About Funerals Today

 

 

What follows is a description of funerals and funeral trends today. It is not our policy to prescribe any form of funeral to our customers. As facilitators, our is role to provide options, to explain those options, and to help make arrangements that are right for you and your family and friends. That may include making suggestions or referrals that we think explain or help you with your memorial or event planning, but ultimately we want it to be right for you.

 

Traditional Funerals

A “traditional” funeral service or ceremony may include a time for people to gather together, often the day before the funeral itself, which is called a “visitation,” with the casket and body (may or may not be) present. The “visitation" may include a “quiet hour" presented by a minister. Some people have a “wake” or reception too during or after the “visitation”. Then, there is the funeral ceremony, which can be held at a church, non-denominational chapel, or other location in keeping with the spiritual beliefs of the family. Following the funeral ceremony, an interment in a grave, crypt or niche occurs at the cemetery. Usually the public events conclude with a reception at the home or other facility.

For Asian families, we have counselors who speak Mandarin, Cantonese and Vietnamese. We understand the principles of good feng shui and the special rituals attendant to serving the Asian community.

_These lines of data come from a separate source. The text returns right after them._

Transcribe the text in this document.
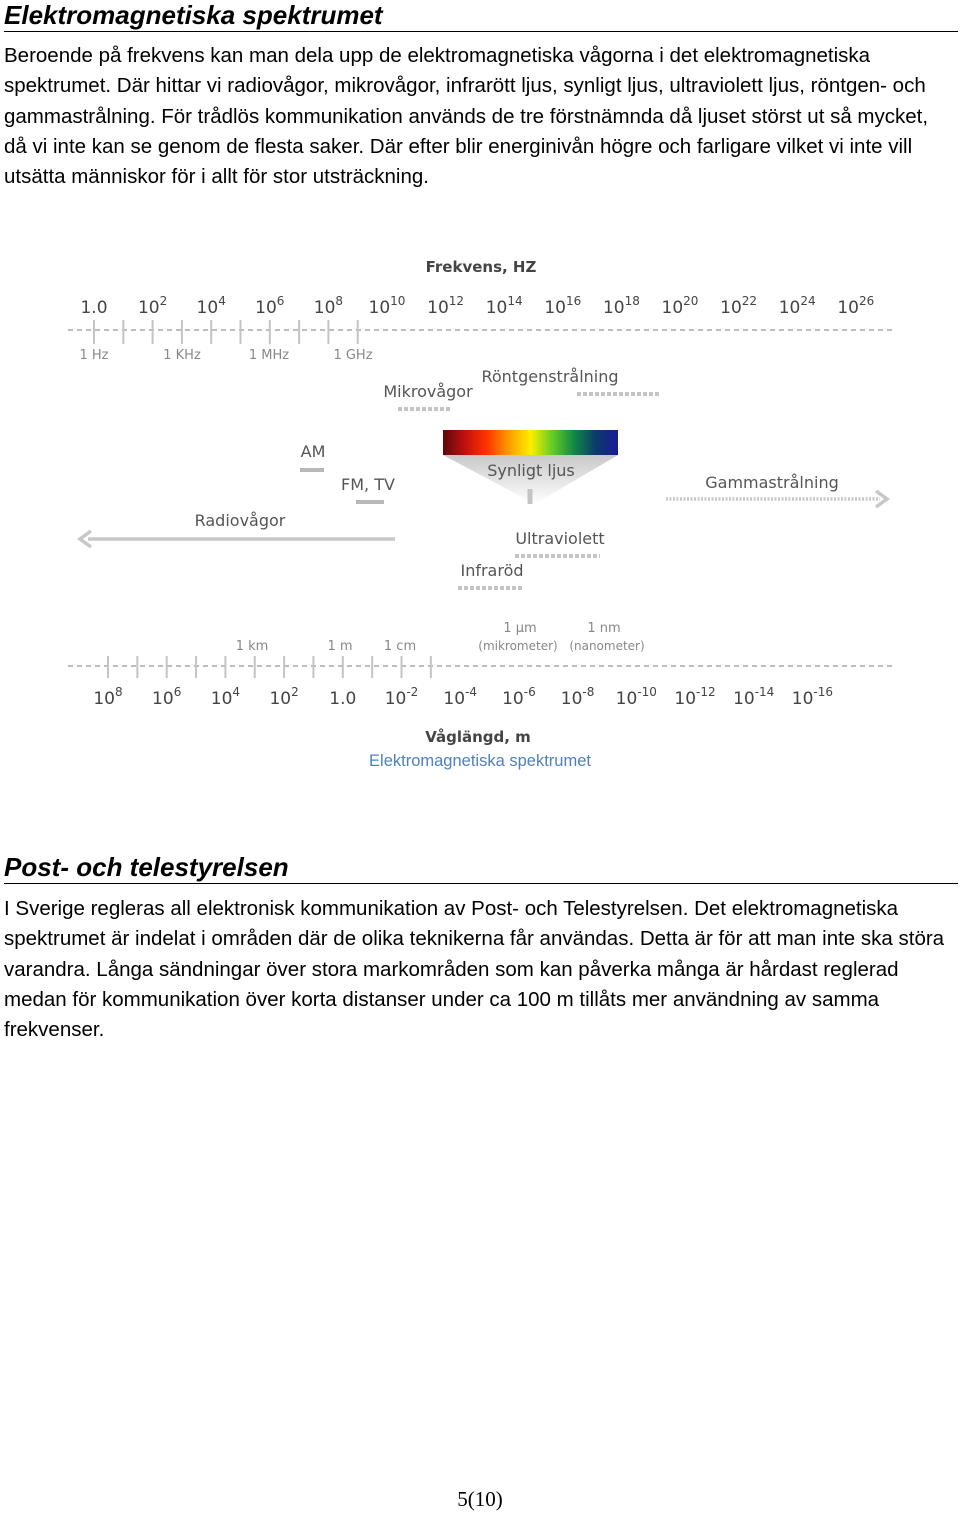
Elektromagnetiska spektrumet

Beroende på frekvens kan man dela upp de elektromagnetiska vågorna i det elektromagnetiska spektrumet. Där hittar vi radiovågor, mikrovågor, infrarött ljus, synligt ljus, ultraviolett ljus, röntgen- och gammastrålning. För trådlös kommunikation används de tre förstnämnda då ljuset störst ut så mycket, då vi inte kan se genom de flesta saker. Där efter blir energinivån högre och farligare vilket vi inte vill utsätta människor för i allt för stor utsträckning.

Frekvens, HZ
1.0 $10^2$ $10^4$ $10^6$ $10^8$ $10^{10}$ $10^{12}$ $10^{14}$ $10^{16}$ $10^{18}$ $10^{20}$ $10^{22}$ $10^{24}$ $10^{26}$
1 Hz	1 KHz	1 MHz	1 GHz
Röntgenstrålning
Mikrovågor
AM
FM, TV
Synligt ljus
Gammastrålning
Radiovågor
Ultraviolett
Infraröd
1 km	1 m 1 cm
1 µm	1 nm
(mikrometer) (nanometer)
$10^8$ $10^6$ $10^4$ $10^2$ 1.0 $10^{-2}$ $10^{-4}$ $10^{-6}$ $10^{-8}$ $10^{-10}$ $10^{-12}$ $10^{-14}$ $10^{-16}$
Våglängd, m
Elektromagnetiska spektrumet
Post- och telestyrelsen

I Sverige regleras all elektronisk kommunikation av Post- och Telestyrelsen. Det elektromagnetiska spektrumet är indelat i områden där de olika teknikerna får användas. Detta är för att man inte ska störa varandra. Långa sändningar över stora markområden som kan påverka många är hårdast reglerad medan för kommunikation över korta distanser under ca 100 m tillåts mer användning av samma frekvenser.

5(10)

Variations On The Traditional Funeral

In recent years, some people have begun to view funerals differently than their parents and grandparents did. Some prefer to have a ceremony at the cemetery only, commonly referred to as a “graveside service.” Others choose to have the ceremony followed not by earth burial, but by cremation, the process of reducing the body to bone fragments by intense heat. The cremated remains (“ashes”) may then be buried in a cemetery, scattered by the family or funeral home in a place that has special significance, or placed in an urn to be kept by the family. Instead of a funeral service with the casket and body present, some people may choose to have a memorial service, either in a place of worship, funeral home, or other location that was meaningful to the person who has died. Others may choose to omit ceremonies altogether, and prefer that the body simply be buried or cremated as soon as possible after death.

 

New Era and Baby Boomer Funerals

The Baby Boomers and younger generations are increasingly searching for creative forms of memorialization, free from encumbrances of past precedents and rituals. So long as it is legal, we want to support you and the form of event planning and memorialization that is right for you, or your family and friends. Be creative!

We offer many different options and can help you create a tribute that meets the wishes of you and your family.